Etre Libre.jpgAlors comme ça, un sondage estival ferait comme du chambard, non mais regardez-moi ça, une (grande, immense) majorité de français approuverait les différentes « mesures de lutte contre l’insécurité » déroulées ces dernières semaines par ceusses dont « la seule ambition est d’assurer la protection des honnêtes gens » [Brice Hortefeux, Le Parisien/Aujourd’hui En France, dimanche 1er août 2010] par ceusses, itou, qui sont en charge dudit dossier, celui de « notre sécurité » depuis juin 2002, soit huit bonnes années pleines ! Diantre ! Mais est-ce véritablement une surprise ?

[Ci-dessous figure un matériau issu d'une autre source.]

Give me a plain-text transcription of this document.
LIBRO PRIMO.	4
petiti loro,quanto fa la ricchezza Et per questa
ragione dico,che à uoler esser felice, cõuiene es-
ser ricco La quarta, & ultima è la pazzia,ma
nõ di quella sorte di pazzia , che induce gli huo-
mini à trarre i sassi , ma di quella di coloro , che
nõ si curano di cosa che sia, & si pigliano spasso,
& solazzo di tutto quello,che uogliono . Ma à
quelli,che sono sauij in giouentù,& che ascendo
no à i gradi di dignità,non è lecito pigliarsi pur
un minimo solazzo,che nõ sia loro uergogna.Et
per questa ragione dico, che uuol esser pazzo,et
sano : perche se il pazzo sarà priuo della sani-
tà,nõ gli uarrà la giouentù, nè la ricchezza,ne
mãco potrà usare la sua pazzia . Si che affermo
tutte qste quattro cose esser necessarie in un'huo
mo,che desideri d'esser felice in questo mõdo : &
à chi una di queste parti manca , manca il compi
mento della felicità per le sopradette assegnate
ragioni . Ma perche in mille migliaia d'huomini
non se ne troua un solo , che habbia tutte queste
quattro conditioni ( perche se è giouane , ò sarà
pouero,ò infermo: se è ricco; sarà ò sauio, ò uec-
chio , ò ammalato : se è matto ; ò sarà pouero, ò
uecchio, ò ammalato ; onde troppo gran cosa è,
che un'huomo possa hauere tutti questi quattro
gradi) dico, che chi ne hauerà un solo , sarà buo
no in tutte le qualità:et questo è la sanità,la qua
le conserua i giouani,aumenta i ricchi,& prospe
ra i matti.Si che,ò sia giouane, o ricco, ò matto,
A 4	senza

Oh bien sûr, on peut jaser sur la méthodologie, tout comme sur les items, plus orientés, directifs, ce serait bien difficile ! Quand tu veux les faire cracher au bassinet, m’sieur le sondeur (indépendant, cela va de soi, n’est-ce paaaas …) tu mets le paquet, mon saligaud ! … Nonobstant, qui s’est penché sur les détails du sondage en question ? M’est avis qu’ils sont peu nombreux ! Tiens donc ! Auraient-ils comme les j’tons d’y trouver une vérité qui dérange ? Quelque chose qu’il faudrait taire ? Pourtant, c’est bigrement intéressant ces « détails » …
Ah, j’en conviens, ça fait mal au cœur et au cul ! Mais c’est écrit, là, noir sur blanc, y’a pas à tortiller tellement ça jure, allez donc voir, faites l’effort ! Ces français qui sont encore plus majoritaires que les autres à approuver des deux mains, déchéance de nationalité, vidéosurveillance à tirelarigot, démantèlement de camps illégaux (quand je te disais que l’affaire était orientée, balisée) de Roms, répression au carré si ce n’est au cube et autres réjouissances d’un autre temps, ce sont des ouvriers, des artisans, des commerçants, des employés et des chefs d’entreprises (PME), bref, ce que l’on nomme les « classes moyennes » !
Et personne ne le dit ? Comment se fait-il ? …
Oh oui, là encore j’en conviens, ce n’est pas un scoop ! Ça fait belle lurette que nous le savons, même qu’on n’a pas attendu un 21 avril, ni le prochain, ah ça non ! Et Sarkozy en a bien (in)conscience [*] ! Alors vlan, il remet le couvert ! Oyez, oyez, « honnêtes gens » je vous ai compris ! Vous en aurez pour votre argent ! C’est moi, le gars de la Marine, ne vous y trompez pas ! Et Rocard a beau dire qu’il le « paiera cher » c’est même pas sûr tant ce troupeau, tu l’enfarines et copieux, avant de le tondre par le pouvoir d’achat, lui vanter les vertus du travail ! Facile ! C’est un électorat que tu trimballes à ta guise ! Suffit de sortir l’artillerie lourde, et le voilà qui exulte ! Pis : il se défoule, libération de la parole comme jamais, la honte, c’est pas ça qui l’étouffe, du moment que tu lui promets la sécurité ! Quand bien même cela ferait huit ans - je l’ai bien précisé - que tu lui chanterais le même refrain, les mêmes lois et décrets, c’est kif-kif, il en redemande ! Pourquoi s’en priverait-il, alors, ce président ? Qu’est-ce qu’il en a faire des conséquences, du bruit, des odeurs ? Rien ! Du moment que la gauche, enfin, ce qu’il en reste, est de nouveau kaput, infoutue de réagir, de contrer, gauche mollassonne, sans relief ..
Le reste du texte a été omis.